Advisory Panel Endorse J&J COVID-19 Vaccine For FDA Authorization

Advisory Panel Endorse J&J COVID-19 Vaccine For FDA Authorization
A pharmacist prepares to give a COVID-19 vaccine in a file photo. Johnson & Johnson via AP
Reuters
Updated:

A panel of advisers to the U.S. Food and Drug Administration on Friday voted in favor of authorizing Johnson & Johnson’s one-dose COVID-19 vaccine for emergency use, bringing it an important step closer to a U.S. rollout.

The FDA is likely to authorize the vaccine for emergency use within a day or so, making it the third available in the United States, and the only one that requires a single shot.

The panel consisting of doctors, infectious disease specialists and medical researchers voted unanimously that the benefits of the vaccine outweigh its risks in people age 18 and over.

J&J has said it will be able to ship three million to four million doses of its vaccine next week if it receives the emergency use authorization (EUA), as expected.

This Dec. 2, 2020 photo provided by Johnson & Johnson shows vials of the COVID-19 vaccine in the United States. (Johnson & Johnson via AP)
This Dec. 2, 2020 photo provided by Johnson & Johnson shows vials of the COVID-19 vaccine in the United States. Johnson & Johnson via AP

Senior White House adviser Andy Slavitt announced on Twitter that the FDA would meet to finalize the EUA on Saturday.

More than 50 million vaccine shots have been administered nationwide.

Panel member Jay Portnoy, Professor of Pediatrics UMKC School of Medicine, said the race was on to stop the pandemic before new virus variants cause further disease.

“The fewer people who are infected with the virus, the less opportunity it has to emerge as a more virulent strain. So we’re in a hurry to get this vaccine out,” he said.

The head of the U.S. Centers for Disease Control and Prevention (CDC) on Friday expressed concern that a recent decline in U.S. COVID-19 cases may be stalling.

In a 44,000-person trial, the J&J vaccine overall was 66 percent effective at preventing moderate-to-severe cases of COVID-19 compared with a placebo.

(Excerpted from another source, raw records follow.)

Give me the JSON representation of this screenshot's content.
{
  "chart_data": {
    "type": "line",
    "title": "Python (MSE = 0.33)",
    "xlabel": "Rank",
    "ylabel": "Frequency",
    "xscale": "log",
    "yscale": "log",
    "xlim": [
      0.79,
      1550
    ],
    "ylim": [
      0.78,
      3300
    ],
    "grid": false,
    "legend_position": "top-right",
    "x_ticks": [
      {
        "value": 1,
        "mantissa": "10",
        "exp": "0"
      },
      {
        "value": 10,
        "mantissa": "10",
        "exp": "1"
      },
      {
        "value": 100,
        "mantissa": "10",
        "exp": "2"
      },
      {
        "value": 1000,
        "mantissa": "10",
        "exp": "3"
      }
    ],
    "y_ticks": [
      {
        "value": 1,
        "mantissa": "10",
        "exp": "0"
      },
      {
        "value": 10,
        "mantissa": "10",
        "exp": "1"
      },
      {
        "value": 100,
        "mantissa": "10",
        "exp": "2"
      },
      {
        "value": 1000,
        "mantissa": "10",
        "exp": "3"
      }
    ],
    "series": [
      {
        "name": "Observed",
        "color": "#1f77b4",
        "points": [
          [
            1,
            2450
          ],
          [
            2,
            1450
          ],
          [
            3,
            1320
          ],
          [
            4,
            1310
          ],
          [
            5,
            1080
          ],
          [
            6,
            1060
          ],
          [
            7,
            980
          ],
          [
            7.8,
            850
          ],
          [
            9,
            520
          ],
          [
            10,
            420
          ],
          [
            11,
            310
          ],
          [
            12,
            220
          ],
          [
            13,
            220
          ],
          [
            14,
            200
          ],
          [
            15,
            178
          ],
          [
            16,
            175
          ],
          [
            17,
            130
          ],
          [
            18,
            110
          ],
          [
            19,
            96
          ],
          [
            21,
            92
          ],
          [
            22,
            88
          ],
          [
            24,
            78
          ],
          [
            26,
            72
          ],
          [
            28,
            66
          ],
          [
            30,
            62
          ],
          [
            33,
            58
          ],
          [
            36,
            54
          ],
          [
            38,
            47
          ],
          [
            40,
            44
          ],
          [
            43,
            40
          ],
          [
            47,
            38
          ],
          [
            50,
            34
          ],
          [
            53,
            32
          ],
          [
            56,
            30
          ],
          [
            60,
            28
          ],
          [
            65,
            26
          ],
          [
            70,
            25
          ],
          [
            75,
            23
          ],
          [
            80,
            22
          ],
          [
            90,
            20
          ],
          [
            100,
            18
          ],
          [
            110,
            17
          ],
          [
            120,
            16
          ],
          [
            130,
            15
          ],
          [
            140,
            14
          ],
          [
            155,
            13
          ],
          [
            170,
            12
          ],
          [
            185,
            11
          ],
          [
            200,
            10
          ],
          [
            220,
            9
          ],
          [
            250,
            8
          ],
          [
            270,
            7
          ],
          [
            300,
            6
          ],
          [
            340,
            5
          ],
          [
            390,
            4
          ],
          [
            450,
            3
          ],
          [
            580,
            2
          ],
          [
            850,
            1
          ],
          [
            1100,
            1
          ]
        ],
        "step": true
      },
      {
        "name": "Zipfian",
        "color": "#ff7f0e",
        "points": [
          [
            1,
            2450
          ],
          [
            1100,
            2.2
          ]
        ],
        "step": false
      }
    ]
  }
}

Two-dose vaccines made by Pfizer Inc with BioNTech SE and Moderna Inc were about 95 percent effective in their pivotal trials. Experts cautioned against drawing too much of a distinction between the vaccines because the trials had somewhat different goals, and importantly, the Pfizer-BioNtech and Moderna studies were conducted before the more transmissible virus variants had emerged in South Africa, Brazil and the UK.

J&J’s trial was underway when the new variants were circulating and even prevalent in some countries where it was tested.

Still, its vaccine was 100 percent effective at preventing hospitalizations 28 days after vaccination and there were no COVID-19 deaths among those who received the shot.

During the meeting, a J&J vaccine executive said the company was developing a second-generation vaccine that would target the concerning South African variant and will be ready to start Phase I trials by this summer.

The J&J vaccine can be stored in normal refrigerator temperatures, making distribution easier than for the Pfizer-BioNTech and Moderna shots that use messenger RNA technology and have more stringent requirements on storage and transportation.

J&J’s vaccine uses a common cold virus known as adenovirus type 26 to introduce coronavirus proteins into cells in the body and trigger an immune response.